“Mutual-fund companies that have agreed to pay $2.5 billion to settle regulators’ allegations that they allowed improper trading that cheated long-term investors are talking with investors’ lawyers about settling the massive private lawsuits that were filed,” writes Tom Lauricella in today’s Wall Street Journal.

“The discussions are preliminary and don’t guarantee an early resolution to the roughly 300 lawsuits against at least 18 fund companies that have been consolidated in federal court in Baltimore. But lawyers for both sides say the talks are on a fast track, speeded by a new twist in the regulatory settlements: Nearly all of the $2.5 billion that the firms agreed to pay so far will go to mutual-fund investors, rather than into government coffers.”

“The large, already-existing pool of money signals to some observers that fund companies might not have to pay big additional sums to resolve the private litigation.”

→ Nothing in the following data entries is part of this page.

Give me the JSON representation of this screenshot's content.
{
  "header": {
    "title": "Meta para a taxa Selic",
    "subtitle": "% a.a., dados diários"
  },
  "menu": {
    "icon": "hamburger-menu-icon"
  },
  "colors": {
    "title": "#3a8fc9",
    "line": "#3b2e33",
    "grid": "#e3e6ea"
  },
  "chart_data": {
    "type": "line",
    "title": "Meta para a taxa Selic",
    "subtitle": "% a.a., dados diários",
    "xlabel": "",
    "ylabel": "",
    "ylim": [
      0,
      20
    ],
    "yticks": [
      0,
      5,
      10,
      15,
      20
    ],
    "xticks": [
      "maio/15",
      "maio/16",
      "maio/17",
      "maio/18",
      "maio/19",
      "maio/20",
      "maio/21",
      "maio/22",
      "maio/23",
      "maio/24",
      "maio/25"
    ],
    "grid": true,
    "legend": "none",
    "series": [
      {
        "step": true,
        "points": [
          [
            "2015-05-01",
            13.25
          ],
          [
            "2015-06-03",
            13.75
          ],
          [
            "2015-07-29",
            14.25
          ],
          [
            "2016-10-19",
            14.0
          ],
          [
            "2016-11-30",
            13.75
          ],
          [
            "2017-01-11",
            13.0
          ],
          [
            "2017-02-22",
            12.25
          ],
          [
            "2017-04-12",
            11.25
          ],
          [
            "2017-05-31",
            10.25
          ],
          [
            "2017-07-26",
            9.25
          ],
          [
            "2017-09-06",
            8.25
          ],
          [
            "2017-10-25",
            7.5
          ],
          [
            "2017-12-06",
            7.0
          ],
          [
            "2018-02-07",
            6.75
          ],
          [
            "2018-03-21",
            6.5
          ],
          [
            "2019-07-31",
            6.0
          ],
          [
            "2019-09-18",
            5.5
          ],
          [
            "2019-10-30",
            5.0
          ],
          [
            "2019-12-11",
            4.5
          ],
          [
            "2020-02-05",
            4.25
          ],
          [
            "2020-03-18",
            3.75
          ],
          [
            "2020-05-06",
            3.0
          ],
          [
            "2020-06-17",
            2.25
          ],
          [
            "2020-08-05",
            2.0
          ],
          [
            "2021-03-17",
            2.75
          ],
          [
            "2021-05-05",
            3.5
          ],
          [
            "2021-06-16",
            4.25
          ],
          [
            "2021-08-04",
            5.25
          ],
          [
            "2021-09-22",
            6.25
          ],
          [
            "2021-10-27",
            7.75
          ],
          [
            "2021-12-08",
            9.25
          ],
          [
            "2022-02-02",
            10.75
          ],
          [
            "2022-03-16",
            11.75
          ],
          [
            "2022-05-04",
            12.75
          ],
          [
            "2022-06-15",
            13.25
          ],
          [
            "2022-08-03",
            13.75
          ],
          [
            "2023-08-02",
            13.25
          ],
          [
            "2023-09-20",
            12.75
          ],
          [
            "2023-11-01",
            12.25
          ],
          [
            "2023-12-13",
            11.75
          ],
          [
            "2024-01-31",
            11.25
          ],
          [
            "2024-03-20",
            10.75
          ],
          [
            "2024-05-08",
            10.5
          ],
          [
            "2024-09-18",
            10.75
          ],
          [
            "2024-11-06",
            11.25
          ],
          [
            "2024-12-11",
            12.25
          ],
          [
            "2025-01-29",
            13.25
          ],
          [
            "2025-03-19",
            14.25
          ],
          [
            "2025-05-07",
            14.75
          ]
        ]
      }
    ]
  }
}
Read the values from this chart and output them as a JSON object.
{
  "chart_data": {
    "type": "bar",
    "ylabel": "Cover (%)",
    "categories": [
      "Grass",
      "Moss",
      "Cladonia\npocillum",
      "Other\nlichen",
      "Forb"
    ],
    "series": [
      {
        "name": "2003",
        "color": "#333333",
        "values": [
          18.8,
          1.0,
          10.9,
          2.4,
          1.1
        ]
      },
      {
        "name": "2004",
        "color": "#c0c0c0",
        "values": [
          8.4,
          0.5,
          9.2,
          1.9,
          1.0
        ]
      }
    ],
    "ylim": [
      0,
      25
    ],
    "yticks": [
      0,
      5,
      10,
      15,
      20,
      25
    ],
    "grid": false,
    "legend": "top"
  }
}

“In fact, the judge overseeing the mutual-fund shareholder suits, J. Frederick Motz, warned lawyers on both sides not to expect a bonanza from the mutual-fund trading scandal, citing the restitution available under the regulatory settlements. “Nobody should expect to get rich off this case,” he said at the first hearing in the case on April 2.”

“The plaintiffs’ lawyers ‘are going to be more amenable to the idea of settling with the companies for perhaps not very much more additional compensation,’ says Randall Thomas, a law professor at Vanderbilt University, who follows securities litigation. ‘For the companies, it’s a question of “we want to get this over with, out of the newspaper, and stop having our people deposed.” ‘ “

“The talks show how securities litigation can take a very different course in the wake of the Sabanes-Oxley Act of 2002. The law allows the Securities and Exchange Commission to distribute penalties — and not just ill-gotten gains known as ‘disgorgement’ — to injured investors. In the past, such penalties were required to be paid to the U.S. government, even though investors’ losses often far exceeded the amounts paid in disgorgement.”

“Investors in mutual funds managed by the nine companies that have settled with the SEC and state regulators without admitting or denying wrongdoing will receive about $1.6 billion in the form of cash payments and fee rebates. Investors won’t have to prove that they were harmed directly by improper mutual-fund trading but merely that they owned a fund when improper trading took place. An additional $855 million in restitution will come in the form of fee reductions negotiated with New York Attorney General Eliot Spitzer, who kicked off the scandal last fall with allegations that mutual funds allowed favored investors to trade frequently in violation of their own policies and, in some cases, to trade illegally after the 4 p.m. Eastern time close of regular-hours stock trading.”